Alzheimer’s disease (AD) is a neurodegenerative disease that progresses over time and autopsies show that hallmarks of the disease include pathological changes to patients’ brain structures, such as neurofibrillary tangles (NFTs) and amyloid deposition. However, the literature is in disagreement whether or not these proteinaceous changes to the brain are actually linked to the etiology of the disease.
There has been a growing interest in the potential role of infectious agents in AD, and one that is of particular interest to the field is Herpes simplex virus type 1 (HSV1). In combination with apolipoprotein E (apoE)‐ε4 allele, the existence of HSV1 in the brain increasing the risk of AD dramatically. More recent research by W.R Lin, has found that herpesvirues HHV6 ( type B) may also increase the risk of AD as they found that HHV6 was present in a significantly higher proportion of brains of older people who had clinical symptoms of AD than their non-diseased peers.
The brain is shown here as a complex network of interactions, with disruption of connections by the key viral species (HHV-6A, HHV-6B, HHV-7) identified in this study. Image Credit: Readhead et al.
Mechanism of Action
HSV1 virus is latent in the brains of many older people but may reactivate under conditions of stress, peripheral infection and immunosuppression. In APOE-e4 carriers, viral damage occurs to a greater extent. Reactivation of the virus causes both direct cellular damage to the brain and inflammatory damage. This is linked to the formation of beta-amyloid (Aβ) as well as AD-like tau protein (P-tau) that is seen in cell cultures infected with HSV1. HSV1 DNA is also found within amyloid plaques that are characteristic of AD. HSV1 interacts with amyloid precursor protein (APP) and they both subsequently localize and travel together within the same cell. Infection with HSV1 also induces the expression of toll-like receptors (TLR). Adults infected with HSV1 show an increased incidence of cognitive decline.
Again, the presence of anti-HSV1 IgM antibodies suggestive of recent reactivation in elderly people is predictive of the occurrence of dementia within 14 years compared to IgG positivity alone, suggesting that it is viral reactivation that eventually results in dementia. High levels of these IgM antibodies are also accompanied by low circulating Aβ1-40 and 1-42, which is considered a sign that the reduction in plasma reflects accumulation within the brain, though some researchers consider that the reactivation is caused by such an accumulation rather than being its result. In short, the presence of IgM antibodies against HSV1 is associated with a twofold risk of AD.
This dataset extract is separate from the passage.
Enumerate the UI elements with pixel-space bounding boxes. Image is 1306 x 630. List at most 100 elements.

It is hypothesized that each reactivation of the virus produces a small increase in local brain damage due to the newly generated viruses, the resulting inflammation of the neurons and increase in tau phosphorylation reflect a marker of degenerative brain disease. The new virus particles markedly alter several neuronal processes such as anterograde transport and cell membrane integrity, which are crucial for neuronal survival, especially when the infection is chronic.
Does Herpesvirus Cause Alzheimer's?
Genome wide association studies (GWAS) suggest that herpes viruses may be responsible for various single nucleotide polymorphisms (SNPs) which in combination increase the risk of AD. These may affect the risk of reactivation in different ways, such as influencing the transport of virus to the brain, neuronal entry of viruses, dysregulation of immune defenses, preventing early apoptosis of the infected cells or making cells more vulnerable to infection. This is more probable in that HSV1 can bind to several cell proteins and regulate their expression.
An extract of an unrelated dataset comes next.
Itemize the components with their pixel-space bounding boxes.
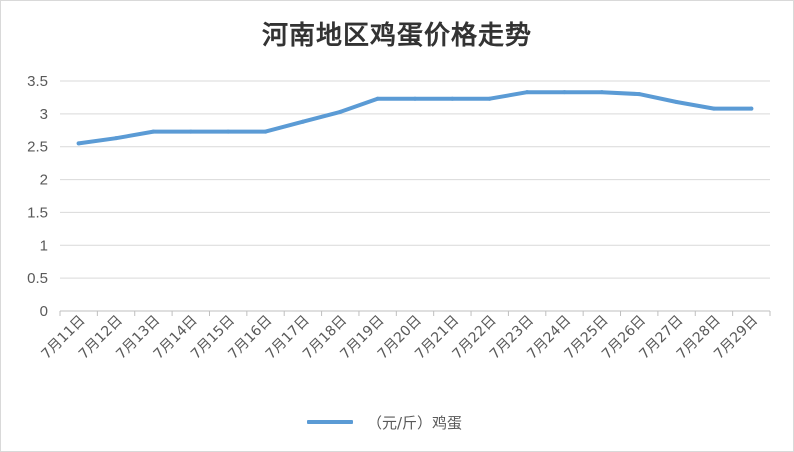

Most herpesvirus infections involving the brain in subjects over 60 are due to HSV1, and almost all are in females, an interesting finding since AD is far more common in elderly women. More support is gained from the repeated findings of lower amyloid and tau protein accumulation in Vero cell cultures infected with HSV1 when treated with antivirals such as acyclovir and intravenous immunoglobulin.
There is a growing body of evidence that the missing link in the etiology of AD in the elderly is reactivation of HSV1 latent in the human brain. The newly produced virions interfere with several vital neuronal functions, leading to progressive neurodegeneration and eventually to significant cognitive losses. Since indirect cell or animal studies have not yielded unequivocal evidence, it is difficult to provide absolute proof in the absence of any direct in vivo experimentation, which would be highly unethical. Following more evidence and understanding of the link between HSV1 and AD, possible implications for treatments or prevention of AD could be a vaccination against HSV1 or timely antiviral treatment. The first would practically be difficult to carry out, given that HSV1 is an ubiquitous infection and its prevention would require immunization almost at birth, with follow up proceeding for more than 60 or 70 years afterwards. The second option remains to be tested clinically.